I am extremely intrigued with the topic of a photographic memory. If I ever fulfill my dream of becoming a neurologist and studying the mind and brain of humans with special abilities, this is where I would do most of my work, if not all. I’m not entirely sure that the development of a photographic memory is possible or not, I’m leaning toward “no” and since your the doc, I’ll agree, for now. But answer this, why do the people with autism and no other mental disability seem to show amazing abilities in auditory and visual memory, except for that girl named Elizabeth that was completely normal but was able to mentally fuse two random-dot stereograms together, each shown a day apart, in one eye one day and the other eye the next day, and find the hidden picture? Kim Peek has what many consider to be a photographic memory, he can recall any page from any book he has ever read (over 9,000) instantly at will, and recalls every tune he’s ever heard, and was born with perfect pitch. My guess is he doesn’t ever read the books, he just “photographs” each paragraph and knows what’s on the page because he reads each page within 12 seconds. Another amazing savant with a truly photographic memory is Stephen Wiltshire. He draws everything he sees down to the smallest detail you can imagine. Now if these two (possibly three) people never developed a mind and a memory when they were just 1-3 years old like the rest of us normies, why can I not develop a photographic memory like them?
Hi Kyle,
it all boils down to brain architecture. The people you mention above are born with markedly different brains. The wiring is very different.

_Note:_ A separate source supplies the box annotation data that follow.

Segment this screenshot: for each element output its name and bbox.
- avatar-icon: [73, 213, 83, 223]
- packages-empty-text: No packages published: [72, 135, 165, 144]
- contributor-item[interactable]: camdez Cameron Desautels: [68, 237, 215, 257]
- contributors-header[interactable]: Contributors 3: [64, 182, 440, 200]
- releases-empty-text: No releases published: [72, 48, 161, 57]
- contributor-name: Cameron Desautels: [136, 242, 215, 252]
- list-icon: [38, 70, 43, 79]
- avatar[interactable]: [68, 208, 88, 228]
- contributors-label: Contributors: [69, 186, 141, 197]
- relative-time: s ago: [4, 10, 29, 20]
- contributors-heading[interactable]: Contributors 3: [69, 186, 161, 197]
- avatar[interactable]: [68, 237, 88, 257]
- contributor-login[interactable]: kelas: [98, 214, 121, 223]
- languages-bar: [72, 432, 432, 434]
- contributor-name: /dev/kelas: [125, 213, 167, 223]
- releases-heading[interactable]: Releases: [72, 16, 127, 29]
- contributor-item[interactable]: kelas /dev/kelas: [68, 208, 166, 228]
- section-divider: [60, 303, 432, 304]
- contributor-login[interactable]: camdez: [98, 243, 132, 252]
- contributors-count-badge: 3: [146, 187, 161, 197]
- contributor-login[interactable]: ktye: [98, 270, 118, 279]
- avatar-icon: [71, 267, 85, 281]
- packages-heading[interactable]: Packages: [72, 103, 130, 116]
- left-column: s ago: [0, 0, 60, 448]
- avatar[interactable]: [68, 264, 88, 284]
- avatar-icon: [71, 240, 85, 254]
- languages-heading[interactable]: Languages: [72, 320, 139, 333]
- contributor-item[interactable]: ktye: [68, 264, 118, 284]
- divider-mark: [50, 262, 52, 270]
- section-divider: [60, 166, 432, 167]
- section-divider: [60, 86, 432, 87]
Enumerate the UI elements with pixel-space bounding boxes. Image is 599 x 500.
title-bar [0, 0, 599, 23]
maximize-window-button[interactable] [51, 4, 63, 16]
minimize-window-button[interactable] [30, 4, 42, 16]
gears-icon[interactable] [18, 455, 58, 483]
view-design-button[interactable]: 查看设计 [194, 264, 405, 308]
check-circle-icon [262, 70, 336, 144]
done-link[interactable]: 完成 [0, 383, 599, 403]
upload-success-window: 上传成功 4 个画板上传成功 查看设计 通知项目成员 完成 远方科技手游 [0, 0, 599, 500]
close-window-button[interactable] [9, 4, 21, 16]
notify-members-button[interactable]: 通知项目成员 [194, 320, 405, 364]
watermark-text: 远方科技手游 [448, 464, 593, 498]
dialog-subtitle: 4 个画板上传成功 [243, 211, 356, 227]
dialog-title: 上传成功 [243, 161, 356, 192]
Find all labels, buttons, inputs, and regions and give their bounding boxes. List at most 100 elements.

All brains are malleable to a certain degree, but the vast majority of us can not willfully change the underlying architecture to that extent.
Someday, however, I suspect there will be technological advances( i.e., neural chips) which will enable "photographic memories".
Ah, I see, thanks for the input.
I know that disciplined people have more alert minds that regular people, but do you think it can improve memory too?